La sera è fresca, la luce bruna nel cielo soffusa, calda. La pella scotta ancora dopo il solleone, nella notte mille stelle nel cielo sono isole irraggiungibili.

C'è un dolce sapore nel cuore, una nostalgia felice, come qualcosa che è già irrimediabilmente perduto, ma che sai ripeterà ancora dieci, mille volte. Un ricordo, una gonna che svolazza, gambe dorate che passeggiano, mani intrecciate. Una tranquilla appartenenza.
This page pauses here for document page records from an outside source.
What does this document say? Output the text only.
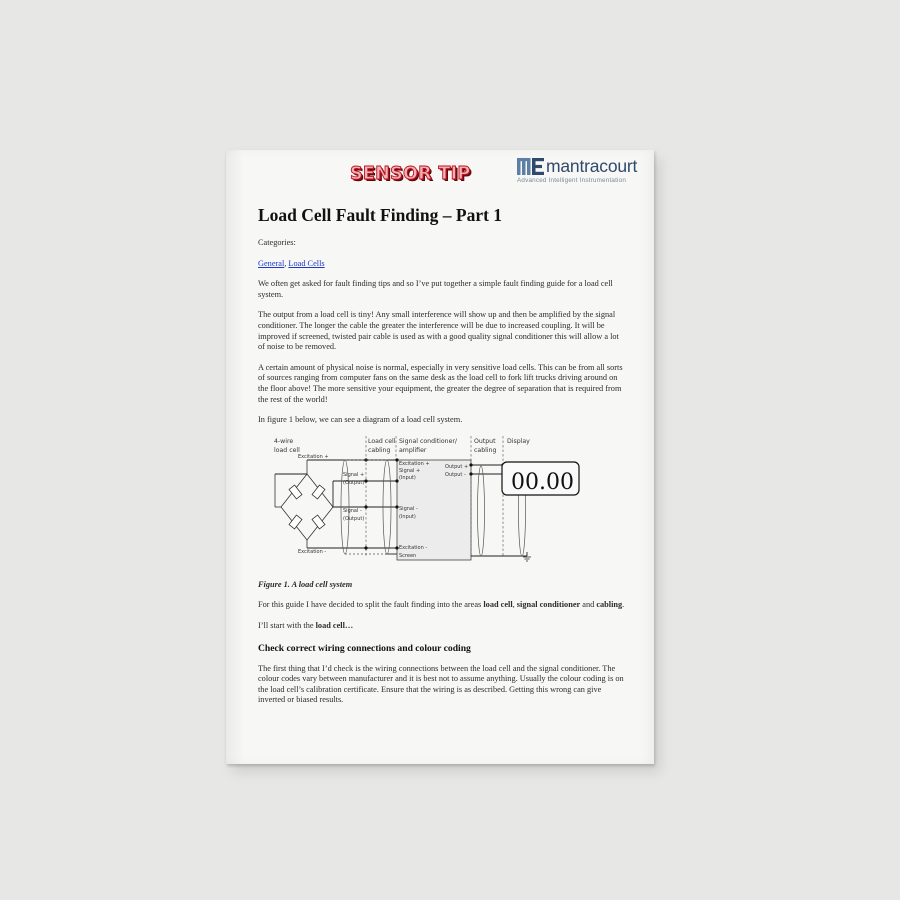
SENSOR TIP	mantracourt
Advanced Intelligent Instrumentation
Load Cell Fault Finding – Part 1

Categories:

General, Load Cells

We often get asked for fault finding tips and so I’ve put together a simple fault finding guide for a load cell system.

The output from a load cell is tiny! Any small interference will show up and then be amplified by the signal conditioner. The longer the cable the greater the interference will be due to increased coupling. It will be improved if screened, twisted pair cable is used as with a good quality signal conditioner this will allow a lot of noise to be removed.

A certain amount of physical noise is normal, especially in very sensitive load cells. This can be from all sorts of sources ranging from computer fans on the same desk as the load cell to fork lift trucks driving around on the floor above! The more sensitive your equipment, the greater the degree of separation that is required from the rest of the world!

In figure 1 below, we can see a diagram of a load cell system.

Figure 1. A load cell system

For this guide I have decided to split the fault finding into the areas load cell, signal conditioner and cabling.

I’ll start with the load cell…

Check correct wiring connections and colour coding

The first thing that I’d check is the wiring connections between the load cell and the signal conditioner. The colour codes vary between manufacturer and it is best not to assume anything. Usually the colour coding is on the load cell’s calibration certificate. Ensure that the wiring is as described. Getting this wrong can give inverted or biased results.

4-wire
load cell
Load cell
cabling
Signal conditioner/
amplifier
Output
cabling
Display
Excitation +
Signal +
(Output)
Signal -
(Output)
Excitation -
Excitation +
Signal +
(Input)
Signal -
(Input)
Excitation -
Screen
Output +
Output - 00.00
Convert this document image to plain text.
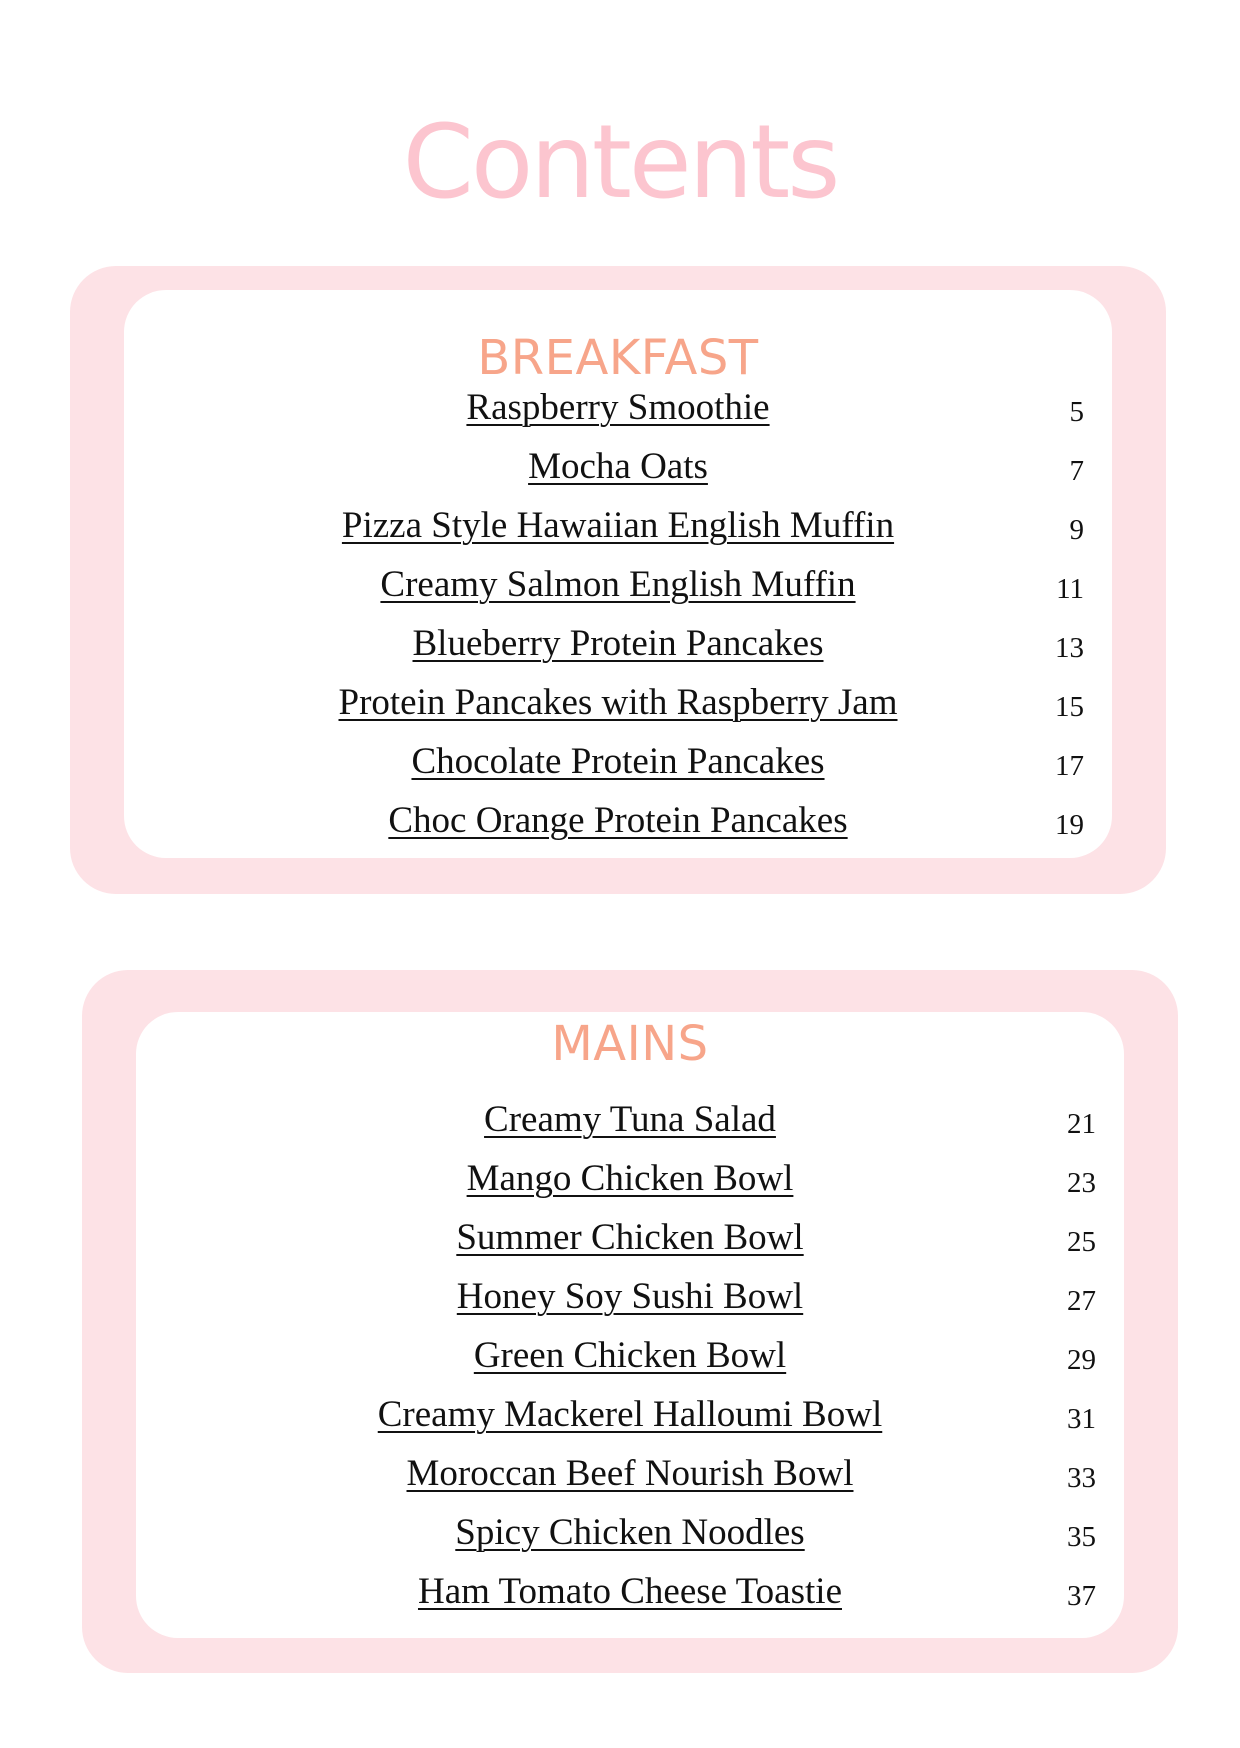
Contents
BREAKFAST
Raspberry Smoothie	5
Mocha Oats	7
Pizza Style Hawaiian English Muffin	9
Creamy Salmon English Muffin	11
Blueberry Protein Pancakes	13
Protein Pancakes with Raspberry Jam	15
Chocolate Protein Pancakes	17
Choc Orange Protein Pancakes	19
MAINS
Creamy Tuna Salad	21
Mango Chicken Bowl	23
Summer Chicken Bowl	25
Honey Soy Sushi Bowl	27
Green Chicken Bowl	29
Creamy Mackerel Halloumi Bowl	31
Moroccan Beef Nourish Bowl	33
Spicy Chicken Noodles	35
Ham Tomato Cheese Toastie	37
C'è solo il silenzio, il chiarore della luna, occhi socchiusi che indugiano in un dormiveglia dolce e sensuale, onde del cuore che abbandonano su immense spiaggie deserte conchiglie che parlano di abissi dell'anima, cristallini, e colmi di una luce profondamente verdazzurra. Il brivido tranquillo della bossa nova.

La voce morbida di Carlos Lyra, e il ritmo tranquillamente, sensualmente estenuato del Brasile. Il suono del sax di Paul Winter che ripiegato su stesso trova sempre quella giusta morbidezza del suono. Che lo modella come in una luce d'orzo. Tranquilla, consapevole.
"Voce e Eu", solo "Tu ed io", e nulla più. Le parole di Vinicius de Moraes, morbide come petali, come curve di un seno che si intravede malizioso da un abito leggero, come morbidi fianchi da cingere con il proprio braccio. Undici canzoni come perle in questo disco.
Undici brani come perle selvagge, che sembrano tutte uguali e che invece non lo sono. Perché come ogni perla, anche ognuna di queste canzoni ha la sua luce, la sua sfumatura grigiorosea, come un cielo che si scherma con una coperta di nubi, prima di una lunga notte di brividi, di sensazioni che scivolano addosso, di carezze sul collo. Il Brasile.

Il Brasile che non è solo carnevale, non è solo danze, non è solo spiaggie, che non è solo culi che si muovono frenetici nella torcida carioca o tette sventolate al vento come trofei. C'è il Brasilek, quello vero e autentico, in questo storico disco del 1964. L'anima poeticamente sconfinata e dolcissima di questo grande paese. L'anima dell'"Ordem e Progresso". Poesia, saudade, una chitarra le cui corde sono sfiorate come una mano accarezza la schiena di una donna.
Una voce che sussurra come a cantare una ninna-nanna in "De Quem Ama", il ritmo buffonesco di "Aruanda", la dolcezza da accapponare la pelle in "Coisa Mais Linda". Il sax di Winter che fa da contraltare, quasi un alter-ego, alla linea vocale sempre pacata, dolcissimamente misurata di Carlos Lyra. Chiudete gli occhi, e iniziate a sognare.

Questo disco è splendido, levigato e sensuale come un'orchidea. E come le curve morbide e lo sguardo innamorato di una donna.